The only heroes, the ones who reap the benefits of “nobody could be happier than we are” (Eliot 176), are the conscious decision-makers — Silas Marner and Eppie, each of whom Eliot places in unusual situations so as to allow them opportunities to make real choices. And, neither of whom chooses the traditional, biologically determined family. Marner stays a responsibility free hermit until he takes on Eppie in a revelatory moment and Eppie chooses her foster father above her biological one though both have rightful claims on her. Perhaps Eliot “supports family values” but that is a secondary message to the less traditional message that one must choose one’s family to begin with. This message is not just an extreme in a two-sided relationship, for it is the middle ground between its own two opposites, which include the possibilities of not having a family at all and going with the one you are biologically given. Silas Marner is not a tale of black and white, right and wrong, it is more complex and aims to depict at least three angles — if not more that I have, as of yet, failed to unravel.

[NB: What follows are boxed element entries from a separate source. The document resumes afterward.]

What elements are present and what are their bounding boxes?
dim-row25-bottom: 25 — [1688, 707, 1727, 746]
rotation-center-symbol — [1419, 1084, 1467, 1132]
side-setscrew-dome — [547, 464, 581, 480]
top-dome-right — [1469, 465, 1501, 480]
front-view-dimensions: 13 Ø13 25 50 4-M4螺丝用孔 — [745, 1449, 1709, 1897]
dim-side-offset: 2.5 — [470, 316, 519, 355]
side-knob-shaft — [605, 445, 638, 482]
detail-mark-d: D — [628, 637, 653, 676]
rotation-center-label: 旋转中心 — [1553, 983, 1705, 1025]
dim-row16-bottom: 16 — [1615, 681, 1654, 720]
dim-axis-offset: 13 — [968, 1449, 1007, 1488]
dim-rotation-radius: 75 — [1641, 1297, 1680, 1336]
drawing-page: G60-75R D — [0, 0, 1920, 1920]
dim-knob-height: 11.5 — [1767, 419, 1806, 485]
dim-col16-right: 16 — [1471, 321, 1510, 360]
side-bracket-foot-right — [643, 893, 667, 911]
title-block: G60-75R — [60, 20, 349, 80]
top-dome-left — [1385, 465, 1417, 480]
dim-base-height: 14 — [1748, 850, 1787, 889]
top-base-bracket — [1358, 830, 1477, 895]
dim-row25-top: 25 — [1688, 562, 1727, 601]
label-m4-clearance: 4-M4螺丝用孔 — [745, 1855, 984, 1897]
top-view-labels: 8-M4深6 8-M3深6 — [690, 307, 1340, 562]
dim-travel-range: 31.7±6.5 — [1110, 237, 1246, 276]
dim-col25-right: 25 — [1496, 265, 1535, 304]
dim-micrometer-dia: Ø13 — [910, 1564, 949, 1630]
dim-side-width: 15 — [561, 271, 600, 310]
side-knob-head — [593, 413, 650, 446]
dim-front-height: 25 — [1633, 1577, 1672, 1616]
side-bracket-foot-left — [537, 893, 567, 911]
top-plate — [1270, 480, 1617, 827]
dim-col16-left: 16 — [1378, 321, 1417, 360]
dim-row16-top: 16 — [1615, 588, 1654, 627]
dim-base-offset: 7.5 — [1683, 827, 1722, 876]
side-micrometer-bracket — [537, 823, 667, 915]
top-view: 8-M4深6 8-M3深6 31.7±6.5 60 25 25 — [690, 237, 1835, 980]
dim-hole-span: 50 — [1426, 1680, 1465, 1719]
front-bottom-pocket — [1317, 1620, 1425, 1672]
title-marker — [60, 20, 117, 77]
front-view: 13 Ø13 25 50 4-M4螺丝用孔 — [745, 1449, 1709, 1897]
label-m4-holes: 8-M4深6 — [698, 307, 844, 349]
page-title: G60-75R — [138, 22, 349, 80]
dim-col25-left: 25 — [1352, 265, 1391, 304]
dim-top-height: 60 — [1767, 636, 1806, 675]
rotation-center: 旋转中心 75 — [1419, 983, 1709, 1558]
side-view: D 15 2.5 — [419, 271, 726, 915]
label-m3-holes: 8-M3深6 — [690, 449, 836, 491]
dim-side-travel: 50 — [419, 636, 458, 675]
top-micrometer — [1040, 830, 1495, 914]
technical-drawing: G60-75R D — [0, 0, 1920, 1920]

Carroll, David, “Reversing the Oracles of Religion,” Casebook Series on George Eliot, Ed. R. P. Draper. London: Macmillan Press Ltd, 1977.
Cave, Terence, “Introduction to Oxford World Classic’s Silas Marner” (see following entry for details.)
Eliot, George. Silas Marner. Oxford: Oxford University Press, 1996.
Nunokawa, Jeff, “The Miser’s Two Bodies: Silas Marner and the Sexual Possibilities of the Commodity,” Victorian Studies, 1993, Spring, v. 36. pp. 273-390.